In 2004, the American Academy of Neurology (AAN) issued treatment guidelines for postherpetic neuralgia based on an extensive review of published studies. The AAN recommends:

  • Tricyclic antidepressants (amitriptyline, nortriptyline, desipramine, maprotiline)
  • Anticonvulsants (gabapentin and pregabalin)
  • Lidocaine skin patches
  • Opioids (oxycodone, methadone, morphine)


Topical Substances for Postherpetic Neuralgia

Topical Pain Relievers. Creams, patches, or gels containing various substances can provide some pain relief.
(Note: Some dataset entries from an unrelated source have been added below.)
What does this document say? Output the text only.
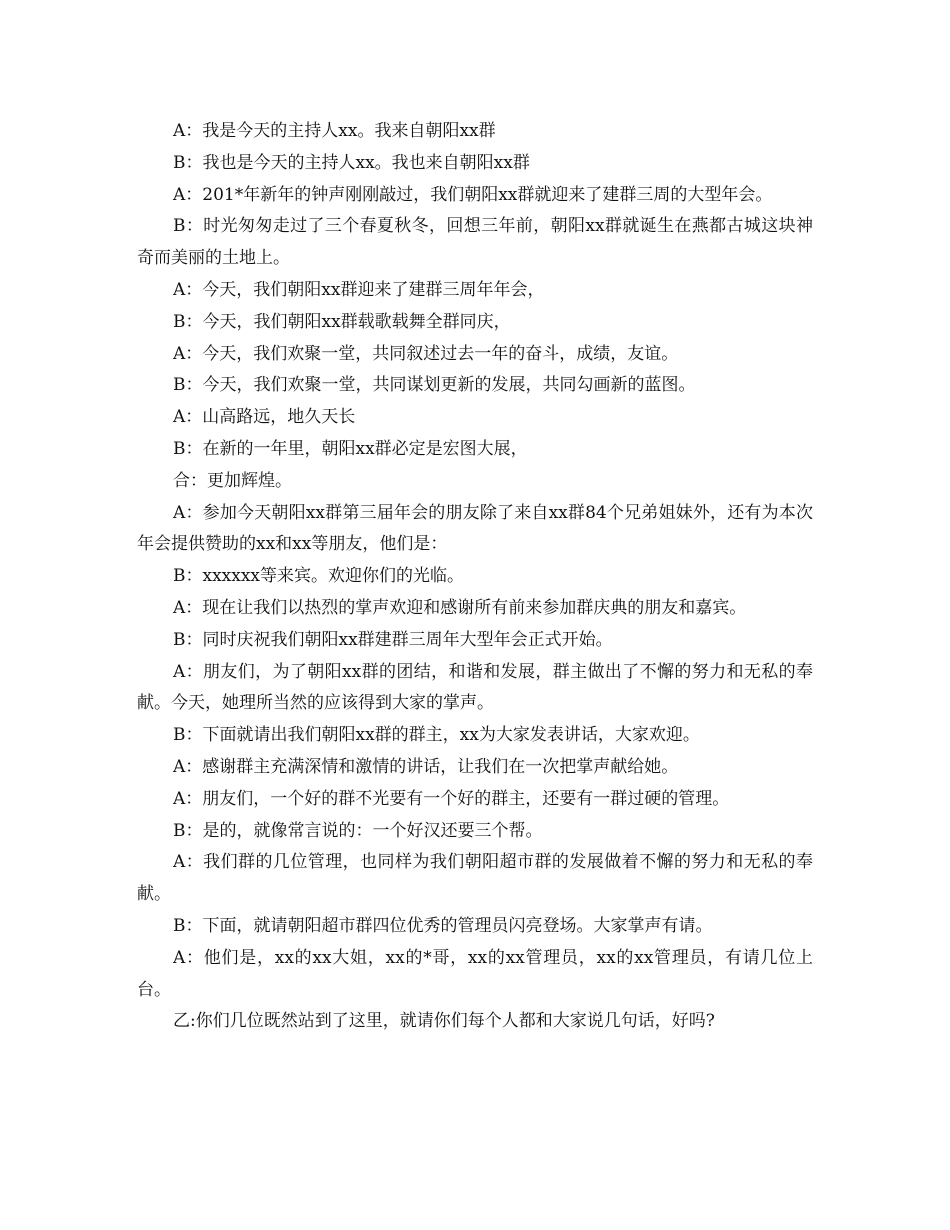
A：我是今天的主持人xx。我来自朝阳xx群

B：我也是今天的主持人xx。我也来自朝阳xx群

A：201*年新年的钟声刚刚敲过，我们朝阳xx群就迎来了建群三周的大型年会。

B：时光匆匆走过了三个春夏秋冬，回想三年前，朝阳xx群就诞生在燕都古城这块神奇而美丽的土地上。

A：今天，我们朝阳xx群迎来了建群三周年年会，

B：今天，我们朝阳xx群载歌载舞全群同庆，

A：今天，我们欢聚一堂，共同叙述过去一年的奋斗，成绩，友谊。

B：今天，我们欢聚一堂，共同谋划更新的发展，共同勾画新的蓝图。

A：山高路远，地久天长

B：在新的一年里，朝阳xx群必定是宏图大展，

合：更加辉煌。

A：参加今天朝阳xx群第三届年会的朋友除了来自xx群84个兄弟姐妹外，还有为本次年会提供赞助的xx和xx等朋友，他们是：

B：xxxxxx等来宾。欢迎你们的光临。

A：现在让我们以热烈的掌声欢迎和感谢所有前来参加群庆典的朋友和嘉宾。

B：同时庆祝我们朝阳xx群建群三周年大型年会正式开始。

A：朋友们，为了朝阳xx群的团结，和谐和发展，群主做出了不懈的努力和无私的奉献。今天，她理所当然的应该得到大家的掌声。

B：下面就请出我们朝阳xx群的群主，xx为大家发表讲话，大家欢迎。

A：感谢群主充满深情和激情的讲话，让我们在一次把掌声献给她。

A：朋友们，一个好的群不光要有一个好的群主，还要有一群过硬的管理。

B：是的，就像常言说的：一个好汉还要三个帮。

A：我们群的几位管理，也同样为我们朝阳超市群的发展做着不懈的努力和无私的奉献。

B：下面，就请朝阳超市群四位优秀的管理员闪亮登场。大家掌声有请。

A：他们是，xx的xx大姐，xx的*哥，xx的xx管理员，xx的xx管理员，有请几位上台。

乙:你们几位既然站到了这里，就请你们每个人都和大家说几句话，好吗?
  • Lidocaine and Other Anesthetic Patches. A patch that contains the anesthetic lidocaine (Lidoderm) is approved specifically for postherpetic neuralgia (PHN). One to four patches can be applied over the course of 24 hours. Another patch (EMLA) contains both lidocaine and prilocaine, a second anesthetic. The most common side effects are skin redness or rash.
  • Capsaicin (Zostrix) is prepared from the active ingredient in hot chili peppers. An ointment form has been approved for postherpetic neuralgia. Its benefits are limited, however. A patch form that uses a higher than standard dose may work better. In one study, it reduced pain by 33% in nearly half of patients. Capsaicin should not be used until the blisters have completely dried out and are falling off the skin. Capsaicin ointment should be handled using a glove, and applied to affected areas three or four times daily. The patient will usually experience a burning sensation when the drug is first applied, but this sensation diminishes with use. It may take up to 6 weeks for the patient to experience its full effect, and about a third of patients cannot tolerate the burning sensation.
  • Topical Aspirin. Topical aspirin, known chemically as triethanolamine salicylate (Aspercreme), may bring relief.
  • Menthol-Containing Preparations. Topical drugs containing menthol, such as high-strength Flexall 454, may be helpful.